Unless a company is prepared to be transparent about it, I can’t know exactly how they make money. A lot of the digital economy runs on an advertising model, in which you pay with your privacy: information about everything you do there is monetized–informing algorithms that identify you as a target for advertisement, or political ideas, or worse.
Shouldn’t healthcare be free?
Yes, it should. But it is only “free” to us if our insurance pays. And the reason that reproductive healthcare is such a disappointing experience for so many is that there is still very little systemic support through even the most common experiences and conditions. In the meantime, women and people with cycles are often DIY’ing their way to education and diagnosis.
At Clue, we are committed to making our app serve our user community–not the agendas of advertisers, insurance companies, data brokers, or anyone else. The best way to guarantee we stay true to that North Star is by focusing squarely on our customers–the Clue user community.
Only with strong revenue can we continue doing this work, and invest at the scale that is needed to fulfill Clue’s potential as a comprehensive reproductive health companion.
So what does this mean for how Clue makes money now and in the future?
We are focussed on becoming a sustainable, independent, impactful company for the long term – by building products that are so valuable to our users that they are willing to pay for them.
We are exploring partnerships that will help us bring Clue Plus to more people at less cost to them (for example, offering Clue as part of an employer benefits package). We’re excited to see if this can help us improve access, particularly in lower-income groups.
We are also exploring partnerships that recommend related products or services that we believe could be of genuine benefit to Clue users (for example, hormone testing for further self-discovery, or access to relevant healthcare). These will always be highly curated, grounded in shared values and principles, and with the interests of our users front-of-mind.
And we will continue to support science and innovation in women’s health with anonymous data for research purposes (see some of our recent research collaborations here).
Our team is happy to work hard bringing more things like the above to our customers. What we will not do is sell personal data.
A final note on why we are not a charity, or government-funded
After all, female health is public health, and surely something like Clue would be a phenomenal return on public health investment. We completely agree. If you know someone who wants to make a sizable grant, we’d love to talk to them.
The awkward truth is that creating innovative technology requires proper funding. Governments and charities do not have a great track record of funding femtech, and an even worse one of trying to build it themselves.
Also, governments and charities may have agendas that are not the same as yours. Would you really want, for example, the US government to control your cycle tracking app? Do you think your app’s existence should be dependent on a philanthropists' charity coming through? How many charitable projects you know have ended up looking like the worldview of the donors, rather than serving the needs expressed by the people they’re meant to serve?
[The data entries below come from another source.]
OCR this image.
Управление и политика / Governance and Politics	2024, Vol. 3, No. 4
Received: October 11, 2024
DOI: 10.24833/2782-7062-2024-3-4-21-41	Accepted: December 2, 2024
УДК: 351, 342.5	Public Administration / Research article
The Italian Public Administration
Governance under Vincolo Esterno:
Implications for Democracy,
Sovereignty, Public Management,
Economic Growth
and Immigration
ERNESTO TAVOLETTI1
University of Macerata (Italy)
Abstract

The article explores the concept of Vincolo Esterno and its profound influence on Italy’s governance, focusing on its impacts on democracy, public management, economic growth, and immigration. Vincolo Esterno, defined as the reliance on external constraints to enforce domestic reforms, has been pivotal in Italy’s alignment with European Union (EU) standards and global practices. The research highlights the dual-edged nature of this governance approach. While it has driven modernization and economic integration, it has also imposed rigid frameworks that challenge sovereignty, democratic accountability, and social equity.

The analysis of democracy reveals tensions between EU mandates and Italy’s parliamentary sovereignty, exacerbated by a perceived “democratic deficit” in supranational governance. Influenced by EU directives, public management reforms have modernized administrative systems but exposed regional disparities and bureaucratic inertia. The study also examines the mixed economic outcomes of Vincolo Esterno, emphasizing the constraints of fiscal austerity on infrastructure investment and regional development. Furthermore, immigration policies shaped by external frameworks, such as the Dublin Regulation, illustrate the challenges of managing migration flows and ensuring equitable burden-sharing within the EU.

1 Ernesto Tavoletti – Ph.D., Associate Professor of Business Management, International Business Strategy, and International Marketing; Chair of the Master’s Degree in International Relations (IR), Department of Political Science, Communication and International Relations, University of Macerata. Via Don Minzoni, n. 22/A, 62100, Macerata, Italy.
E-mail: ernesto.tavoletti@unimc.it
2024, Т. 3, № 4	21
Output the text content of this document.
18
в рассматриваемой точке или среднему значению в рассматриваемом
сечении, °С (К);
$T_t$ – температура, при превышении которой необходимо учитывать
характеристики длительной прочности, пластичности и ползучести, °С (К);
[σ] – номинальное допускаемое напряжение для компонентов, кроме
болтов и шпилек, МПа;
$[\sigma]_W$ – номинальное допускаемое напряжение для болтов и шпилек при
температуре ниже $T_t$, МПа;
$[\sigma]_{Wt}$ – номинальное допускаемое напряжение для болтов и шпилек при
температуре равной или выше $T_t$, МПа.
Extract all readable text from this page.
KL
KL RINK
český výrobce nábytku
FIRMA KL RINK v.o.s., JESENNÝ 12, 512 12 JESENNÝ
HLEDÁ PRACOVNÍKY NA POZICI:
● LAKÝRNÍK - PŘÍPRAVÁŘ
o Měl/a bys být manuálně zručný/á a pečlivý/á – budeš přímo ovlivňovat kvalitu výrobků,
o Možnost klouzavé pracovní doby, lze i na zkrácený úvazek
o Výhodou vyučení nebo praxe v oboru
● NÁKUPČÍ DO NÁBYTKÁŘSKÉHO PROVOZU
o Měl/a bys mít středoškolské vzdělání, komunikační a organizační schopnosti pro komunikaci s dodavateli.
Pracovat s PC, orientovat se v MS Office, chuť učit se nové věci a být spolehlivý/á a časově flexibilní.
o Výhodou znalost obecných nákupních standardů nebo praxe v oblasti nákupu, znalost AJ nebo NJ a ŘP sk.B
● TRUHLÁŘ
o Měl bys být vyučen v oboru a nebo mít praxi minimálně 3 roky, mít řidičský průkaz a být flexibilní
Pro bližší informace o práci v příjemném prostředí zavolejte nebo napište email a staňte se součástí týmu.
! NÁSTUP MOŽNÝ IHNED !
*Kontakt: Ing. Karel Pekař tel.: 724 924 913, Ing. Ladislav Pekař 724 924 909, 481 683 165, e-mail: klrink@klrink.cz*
When women build businesses, their profit motive is often questioned in a way that it is not for men. Ironically, this is particularly true when women build impact-driven businesses–as if profit and purpose have to be a zero sum game. In the meantime, enormous value and enormous wealth are created in the healthcare-industrial-complex, but women’s health is chronically under-funded, under-researched, and under-served.
We don’t buy that, we want to change it. We believe that an ambitious, principled femtech company run by women can grow to become the go-to resource for everyone with a cycle. And we believe that we will get there by following the age-old adage of putting customers first. Why? Because we believe that our user community is the right customer to hold ourselves accountable to.